"Aunt May-ee," said the little thing to her aunt, who was combing her hair, "I don't like Dod."
"Don't like God, Sissy! when He's so good to you, and gives you Aunt Mary and grandpa, and grandma, and ever so many friends to take care of you,—why, Sissy?"
"Well, but"—growing thoughtful and trying to escape—"well, but Sissy don't like black Dod."
"There isn't any black God, Sissy."
"Then who made Chloe?"
Did not that child reason?
No. 2. "'Top, mother!" said a little boy to his mother, who was reading to him about Abraham and Isaac, and had just come to the uplifted knife; "'top, mother! I don't want to hea any more. I despise him." Did not that child feel? and is it conceivable that he meant what he said? Feeling his gorge rise, with abhorrence, it may be, and not understanding the awful significance of the threatened sacrifice, a type of what afterwards happened on Mount Moriah, where the Temple stands, he took that word which, in his little childish experience, best corresponded with his thought of horror and amazement that a father should put his child to death.
No. 3. And this reminds me of a little girl, who had never learned to read, but used to take her Bible and sit down by herself in the corner, as all children do at times, and make believe read. One day, when the mother was very busy, the child wanted to hear about Noah and the Ark. The mother had read over certain passages aloud so often, that the child had got them by heart. She opened at the place, and gave her little one the book in her lap. After awhile, the child began to murmur to herself—the mother listened—and the little thing read as follows, with the greatest possible seriousness and unction: "And the Lord said unto Noah, Come out, thou and thy wife, and thy sons' wives and thy daughters, and—balancez!"
The dear little puss had just begun to go to the dancing-school. What wonder that she didn't always know her head from her heels?

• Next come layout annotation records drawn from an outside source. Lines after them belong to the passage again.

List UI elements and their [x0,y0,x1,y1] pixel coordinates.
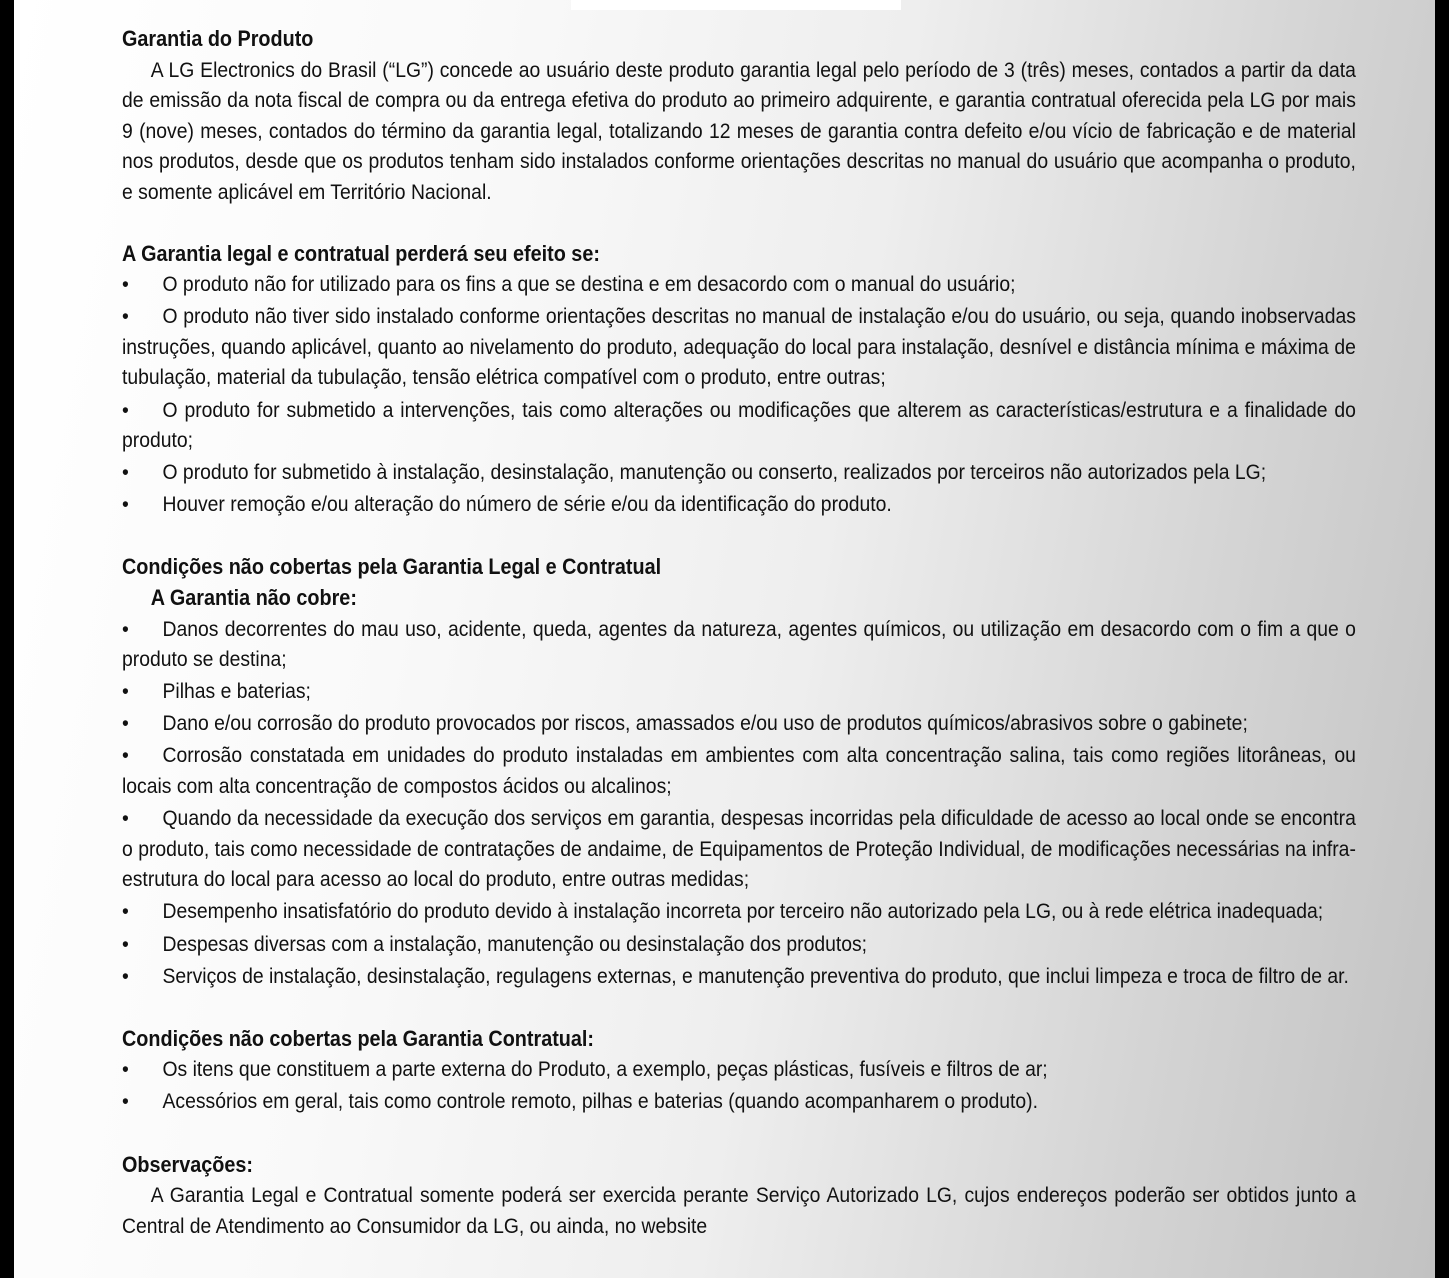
bullet-icon: • [122,304,129,329]
not-covered-list [122,614,1356,992]
document-body [122,24,1356,1241]
bullet-icon: • [122,743,129,768]
bullet-icon: • [122,1057,129,1082]
list-item: • Desempenho insatisfatório do produto devido à instalação incorreta por terceiro não autorizado pela LG, ou à rede elétrica inadequada; [122,896,1356,927]
not-covered-title: Condições não cobertas pela Garantia Legal e Contratual [122,554,662,580]
list-item: • Houver remoção e/ou alteração do número de série e/ou da identificação do produto. [122,489,1356,520]
contract-not-covered-title: Condições não cobertas pela Garantia Contratual: [122,1025,595,1051]
list-item: • Despesas diversas com a instalação, manutenção ou desinstalação dos produtos; [122,929,1356,960]
warranty-intro: A LG Electronics do Brasil (“LG”) concede ao usuário deste produto garantia legal pelo período de 3 (três) meses, contados a partir da data de emissão da nota fiscal de compra ou da entrega efetiva do produto ao primeiro adquirente, e garantia contratual oferecida pela LG por mais 9 (nove) meses, contados do término da garantia legal, totalizando 12 meses de garantia contra defeito e/ou vício de fabricação e de material nos produtos, desde que os produtos tenham sido instalados conforme orientações descritas no manual do usuário que acompanha o produto, e somente aplicável em Território Nacional. [122,57,1356,204]
bullet-icon: • [122,272,129,297]
list-item: • O produto for submetido a intervenções, tais como alterações ou modificações que alterem as características/estrutura e a finalidade do produto; [122,395,1356,456]
list-item: • O produto não tiver sido instalado conforme orientações descritas no manual de instalação e/ou do usuário, ou seja, quando inobservadas instruções, quando aplicável, quanto ao nivelamento do produto, adequação do local para instalação, desnível e distância mínima e máxima de tubulação, material da tubulação, tensão elétrica compatível com o produto, entre outras; [122,301,1356,393]
list-item: • Acessórios em geral, tais como controle remoto, pilhas e baterias (quando acompanharem o produto). [122,1086,1356,1117]
bullet-icon: • [122,931,129,956]
list-item: • Serviços de instalação, desinstalação, regulagens externas, e manutenção preventiva do produto, que inclui limpeza e troca de filtro de ar. [122,961,1356,992]
bullet-icon: • [122,1089,129,1114]
list-item: • O produto não for utilizado para os fins a que se destina e em desacordo com o manual do usuário; [122,269,1356,300]
bullet-icon: • [122,711,129,736]
bullet-icon: • [122,899,129,924]
bullet-icon: • [122,616,129,641]
bullet-icon: • [122,679,129,704]
loss-title: A Garantia legal e contratual perderá seu efeito se: [122,240,600,266]
top-tab-mark [571,0,901,10]
bullet-icon: • [122,397,129,422]
notes-title: Observações: [122,1151,253,1177]
warranty-title: Garantia do Produto [122,26,314,51]
loss-list [122,269,1356,520]
list-item: • Danos decorrentes do mau uso, acidente, queda, agentes da natureza, agentes químicos, ou utilização em desacordo com o fim a que o produto se destina; [122,614,1356,675]
list-item: • Corrosão constatada em unidades do produto instaladas em ambientes com alta concentração salina, tais como regiões litorâneas, ou locais com alta concentração de compostos ácidos ou alcalinos; [122,740,1356,801]
bullet-icon: • [122,460,129,485]
list-item: • Pilhas e baterias; [122,676,1356,707]
contract-not-covered-list [122,1054,1356,1117]
list-item: • O produto for submetido à instalação, desinstalação, manutenção ou conserto, realizados por terceiros não autorizados pela LG; [122,457,1356,488]
notes-text: A Garantia Legal e Contratual somente poderá ser exercida perante Serviço Autorizado LG, cujos endereços poderão ser obtidos junto a Central de Atendimento ao Consumidor da LG, ou ainda, no website [122,1183,1356,1238]
list-item: • Os itens que constituem a parte externa do Produto, a exemplo, peças plásticas, fusíveis e filtros de ar; [122,1054,1356,1085]
list-item: • Quando da necessidade da execução dos serviços em garantia, despesas incorridas pela dificuldade de acesso ao local onde se encontra o produto, tais como necessidade de contratações de andaime, de Equipamentos de Proteção Individual, de modificações necessárias na infra-estrutura do local para acesso ao local do produto, entre outras medidas; [122,803,1356,895]
bullet-icon: • [122,806,129,831]
bullet-icon: • [122,492,129,517]
bullet-icon: • [122,963,129,988]
not-covered-subtitle: A Garantia não cobre: [150,585,357,610]
list-item: • Dano e/ou corrosão do produto provocados por riscos, amassados e/ou uso de produtos químicos/abrasivos sobre o gabinete; [122,708,1356,739]
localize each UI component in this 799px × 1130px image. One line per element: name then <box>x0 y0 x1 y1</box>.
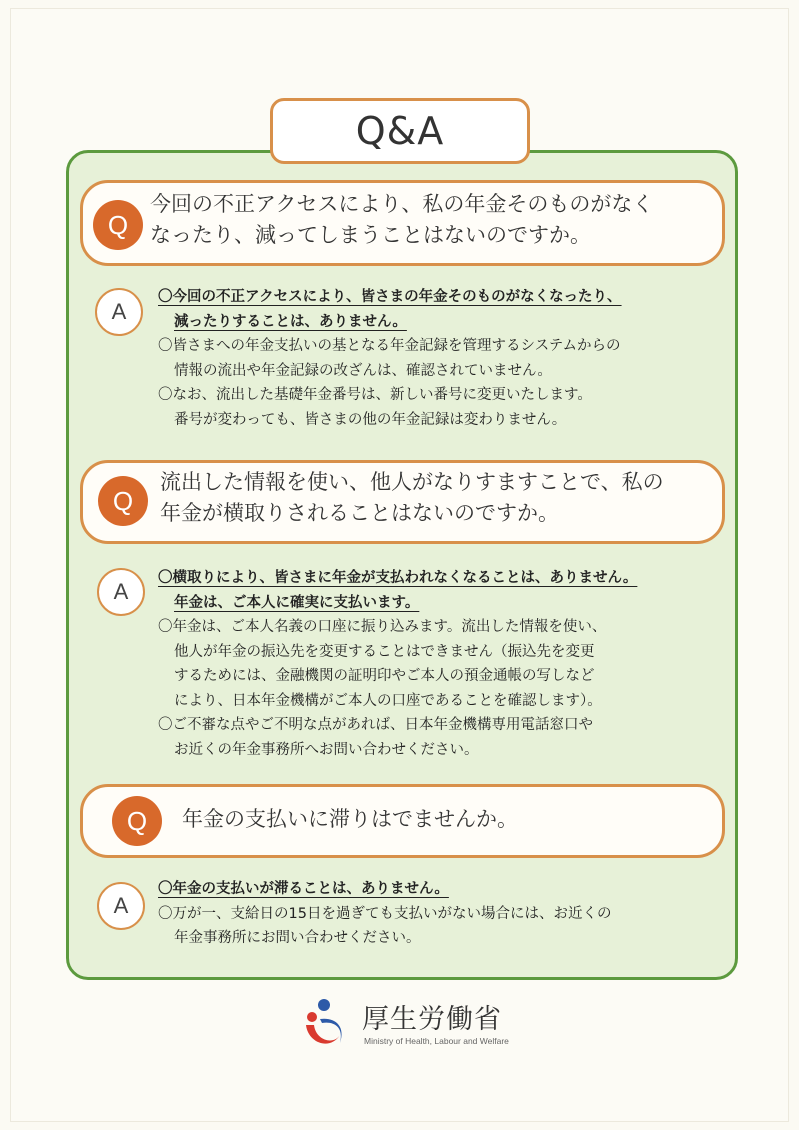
question-text-2: 流出した情報を使い、他人がなりすますことで、私の 年金が横取りされることはないのですか。 <box>160 470 664 525</box>
answer-mark-icon: A <box>95 288 143 336</box>
question-mark-icon: Q <box>112 796 162 846</box>
answer-mark-icon: A <box>97 882 145 930</box>
question-mark-icon: Q <box>98 476 148 526</box>
question-text-1: 今回の不正アクセスにより、私の年金そのものがなく なったり、減ってしまうことはないのですか。 <box>150 192 654 247</box>
ministry-name: 厚生労働省 <box>362 1004 502 1035</box>
question-mark-icon: Q <box>93 200 143 250</box>
page-title: Q&A <box>270 98 530 164</box>
answer-mark-icon: A <box>97 568 145 616</box>
question-text-3: 年金の支払いに滞りはでませんか。 <box>182 807 518 831</box>
ministry-logo <box>300 995 530 1065</box>
answer-text-3: 〇年金の支払いが滞ることは、ありません。 〇万が一、支給日の15日を過ぎても支払いがない場合には、お近くの 年金事務所にお問い合わせください。 <box>158 881 612 946</box>
ministry-emblem-icon <box>300 995 352 1055</box>
answer-text-1: 〇今回の不正アクセスにより、皆さまの年金そのものがなくなったり、 減ったりすることは、ありません。 〇皆さまへの年金支払いの基となる年金記録を管理するシステムからの 情報の流出や年金記録の改ざんは、確認されていません。 〇なお、流出した基礎年金番号は、新しい番号に変更いたします。 番号が変わっても、皆さまの他の年金記録は変わりません。 <box>158 289 622 428</box>
ministry-name-english: Ministry of Health, Labour and Welfare <box>364 1036 509 1046</box>
answer-text-2: 〇横取りにより、皆さまに年金が支払われなくなることは、ありません。 年金は、ご本人に確実に支払います。 〇年金は、ご本人名義の口座に振り込みます。流出した情報を使い、 他人が年金の振込先を変更することはできません（振込先を変更 するためには、金融機関の証明印やご本人の預金通帳の写しなど により、日本年金機構がご本人の口座であることを確認します）。 〇ご不審な点やご不明な点があれば、日本年金機構専用電話窓口や お近くの年金事務所へお問い合わせください。 <box>158 570 638 758</box>
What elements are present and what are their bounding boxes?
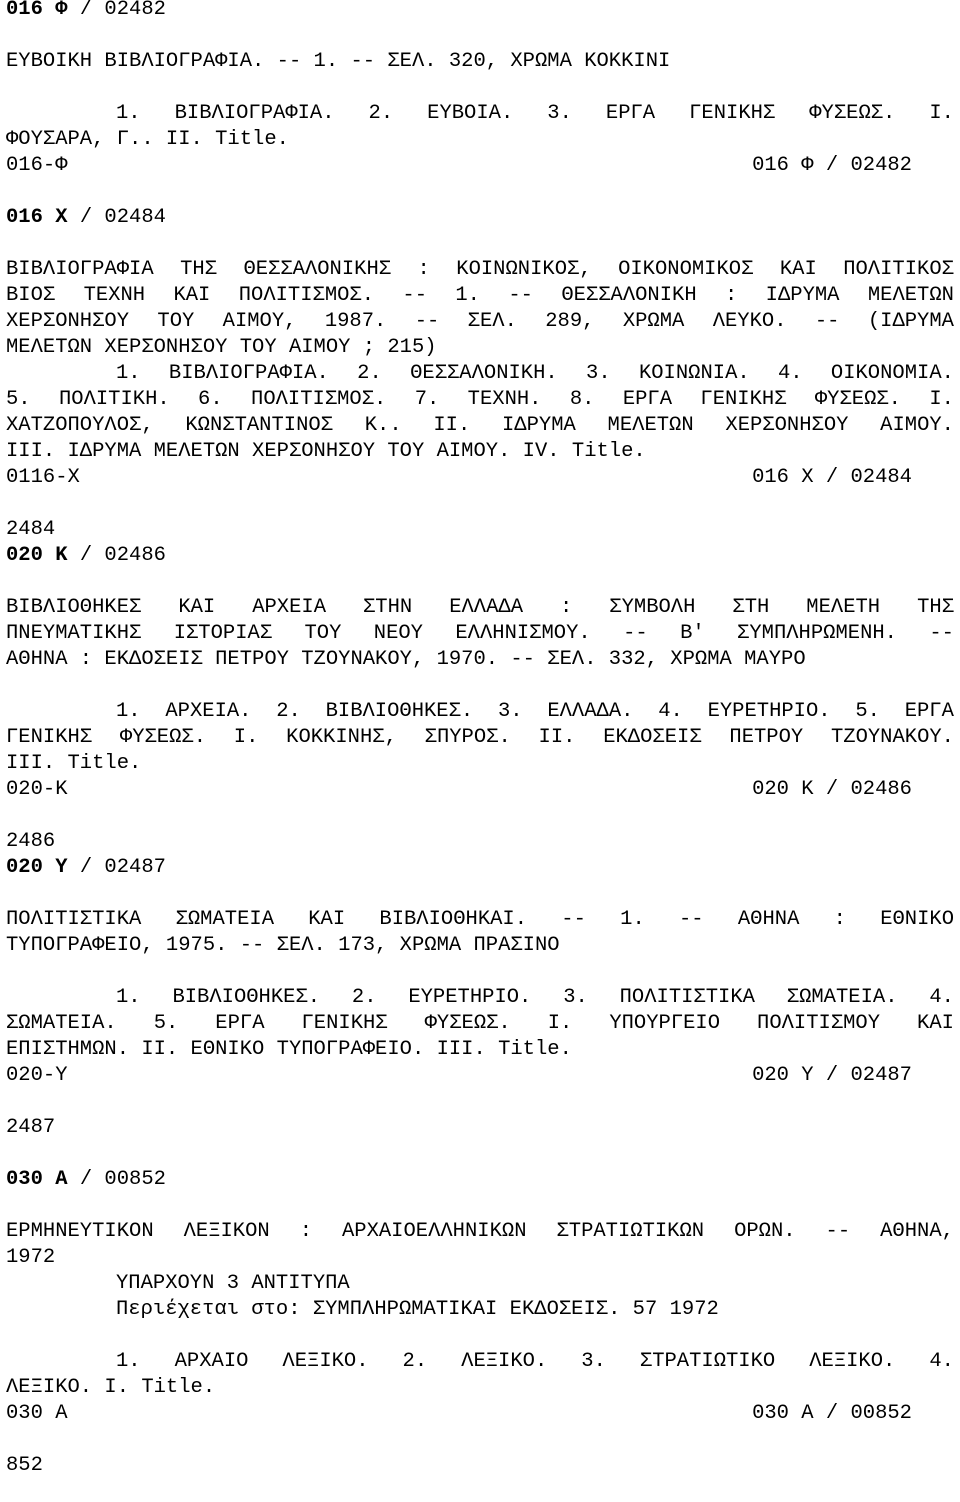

No. 4. Another little girl, who had been favored with glimpses of the upper sky, having been told by her mother that she was always surrounded by guardian angels, grew very thoughtful, and, after drawing a long breath, looked up and said, "Mamma, do you mean really that all the whole time they are with me?" On receiving a solemn assurance in the affirmative, she exclaimed with an impatient fling, "Well, really, I should like to be alone a little while, sometimes."